The Diary of the Warsaw Ghetto (from Patient Women).



Interlude, from Patient Women

The Warsaw Ghetto held out for 42 days against Hitler. Teenaged women armed with stones held out against tanks, troops, mortar, shell fire, and a week of bombing that would have made a citizen of Hanoi sit up and take notice.
The Warsaw Ghetto held out longer against Hitler than entire countries did—Poland surrendered after a week. France, despite its much vaunted resistance, never even fought.

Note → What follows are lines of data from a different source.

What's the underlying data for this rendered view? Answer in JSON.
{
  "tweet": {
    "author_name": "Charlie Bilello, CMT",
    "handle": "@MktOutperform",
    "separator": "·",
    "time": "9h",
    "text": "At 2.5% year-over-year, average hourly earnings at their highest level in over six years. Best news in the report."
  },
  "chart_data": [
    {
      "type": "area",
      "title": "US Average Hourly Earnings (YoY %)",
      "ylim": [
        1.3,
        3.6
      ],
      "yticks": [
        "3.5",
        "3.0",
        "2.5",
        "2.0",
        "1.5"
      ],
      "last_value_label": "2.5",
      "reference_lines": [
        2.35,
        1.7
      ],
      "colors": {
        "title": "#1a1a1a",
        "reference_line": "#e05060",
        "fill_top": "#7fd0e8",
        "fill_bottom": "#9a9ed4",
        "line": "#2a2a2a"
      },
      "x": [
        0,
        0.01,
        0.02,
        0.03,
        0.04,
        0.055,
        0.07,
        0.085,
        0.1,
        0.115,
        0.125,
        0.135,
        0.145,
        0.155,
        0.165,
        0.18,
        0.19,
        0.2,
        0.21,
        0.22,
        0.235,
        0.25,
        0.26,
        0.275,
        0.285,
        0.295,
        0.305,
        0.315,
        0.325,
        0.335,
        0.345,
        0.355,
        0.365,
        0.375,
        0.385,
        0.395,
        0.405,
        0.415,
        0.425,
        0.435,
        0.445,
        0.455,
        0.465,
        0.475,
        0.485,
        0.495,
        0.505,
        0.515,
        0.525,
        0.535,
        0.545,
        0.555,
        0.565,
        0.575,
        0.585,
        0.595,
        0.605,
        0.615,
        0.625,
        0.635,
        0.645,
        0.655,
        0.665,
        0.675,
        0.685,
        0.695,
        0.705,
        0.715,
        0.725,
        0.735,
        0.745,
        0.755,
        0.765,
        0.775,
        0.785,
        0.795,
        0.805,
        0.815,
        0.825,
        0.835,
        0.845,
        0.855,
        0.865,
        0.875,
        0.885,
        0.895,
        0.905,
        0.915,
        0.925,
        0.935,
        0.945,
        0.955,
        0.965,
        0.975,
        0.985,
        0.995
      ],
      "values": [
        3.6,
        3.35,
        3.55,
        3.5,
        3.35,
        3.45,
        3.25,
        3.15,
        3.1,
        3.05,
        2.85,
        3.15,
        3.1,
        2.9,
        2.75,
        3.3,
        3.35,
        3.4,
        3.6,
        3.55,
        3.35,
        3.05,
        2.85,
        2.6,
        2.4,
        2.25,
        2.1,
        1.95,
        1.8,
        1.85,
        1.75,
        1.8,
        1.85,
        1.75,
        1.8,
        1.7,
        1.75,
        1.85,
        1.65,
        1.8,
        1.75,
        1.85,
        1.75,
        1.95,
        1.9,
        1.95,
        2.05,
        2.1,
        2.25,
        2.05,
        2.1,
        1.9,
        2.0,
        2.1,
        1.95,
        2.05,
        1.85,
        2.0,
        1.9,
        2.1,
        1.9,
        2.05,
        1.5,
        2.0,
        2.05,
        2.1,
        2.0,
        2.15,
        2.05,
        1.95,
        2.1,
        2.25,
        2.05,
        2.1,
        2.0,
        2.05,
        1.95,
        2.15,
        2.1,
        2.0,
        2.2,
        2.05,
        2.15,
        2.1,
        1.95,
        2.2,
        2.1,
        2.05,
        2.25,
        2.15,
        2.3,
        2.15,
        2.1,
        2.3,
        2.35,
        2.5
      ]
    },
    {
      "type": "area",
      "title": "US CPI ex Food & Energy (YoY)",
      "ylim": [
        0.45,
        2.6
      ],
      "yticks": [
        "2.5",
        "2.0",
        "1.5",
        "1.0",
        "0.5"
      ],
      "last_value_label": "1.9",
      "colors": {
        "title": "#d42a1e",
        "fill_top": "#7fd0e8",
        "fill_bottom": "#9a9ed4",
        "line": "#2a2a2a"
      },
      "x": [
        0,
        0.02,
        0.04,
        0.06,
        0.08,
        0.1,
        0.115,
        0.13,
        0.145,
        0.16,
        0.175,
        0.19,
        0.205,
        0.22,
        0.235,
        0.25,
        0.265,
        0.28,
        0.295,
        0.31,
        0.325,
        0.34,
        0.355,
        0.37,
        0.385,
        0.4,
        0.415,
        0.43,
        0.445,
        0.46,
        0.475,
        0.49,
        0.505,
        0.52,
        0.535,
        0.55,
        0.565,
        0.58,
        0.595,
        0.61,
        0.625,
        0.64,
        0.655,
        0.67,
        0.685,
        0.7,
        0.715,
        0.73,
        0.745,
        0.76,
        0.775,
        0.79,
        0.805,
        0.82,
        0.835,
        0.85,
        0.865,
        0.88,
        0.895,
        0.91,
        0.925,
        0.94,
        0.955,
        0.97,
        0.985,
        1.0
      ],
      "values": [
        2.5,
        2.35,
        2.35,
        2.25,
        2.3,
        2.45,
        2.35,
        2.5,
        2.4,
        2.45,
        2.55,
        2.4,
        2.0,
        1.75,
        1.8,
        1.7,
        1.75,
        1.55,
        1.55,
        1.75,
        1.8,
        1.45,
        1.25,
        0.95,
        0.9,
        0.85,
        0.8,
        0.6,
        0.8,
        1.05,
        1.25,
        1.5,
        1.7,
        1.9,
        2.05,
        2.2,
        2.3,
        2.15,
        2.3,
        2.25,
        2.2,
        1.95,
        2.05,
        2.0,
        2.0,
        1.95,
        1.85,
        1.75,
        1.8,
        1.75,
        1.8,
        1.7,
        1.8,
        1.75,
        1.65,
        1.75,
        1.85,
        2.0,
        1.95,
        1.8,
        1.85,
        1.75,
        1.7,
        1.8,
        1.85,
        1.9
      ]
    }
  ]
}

Why did Hitler seek to destroy this ghetto, why was he obsessed with this particular ghetto, why was it essential that the Warsaw Ghetto be razed, and all its inhabitants, every, last one, found, shot, gassed, destroyed?
Because of the diaries. The diary. The diary of the Warsaw ghetto inflamed Hitler’s mind. Jews, Hitler knew, always kept records, chronicles of their abuse. There was a diary at the ghetto in Lodz; they ran a newspaper there, controlled, yes, controlled, but beneath that, there was a diary, a true record, and his intelligence was convinced that there was a diary in Warsaw, too.
Somewhere, somewhere in the sewers and the cellars was the resistance, and buried deep, deep there, with the resistance, were the diaries. The oppressed, Hitler knew, chronicled everything.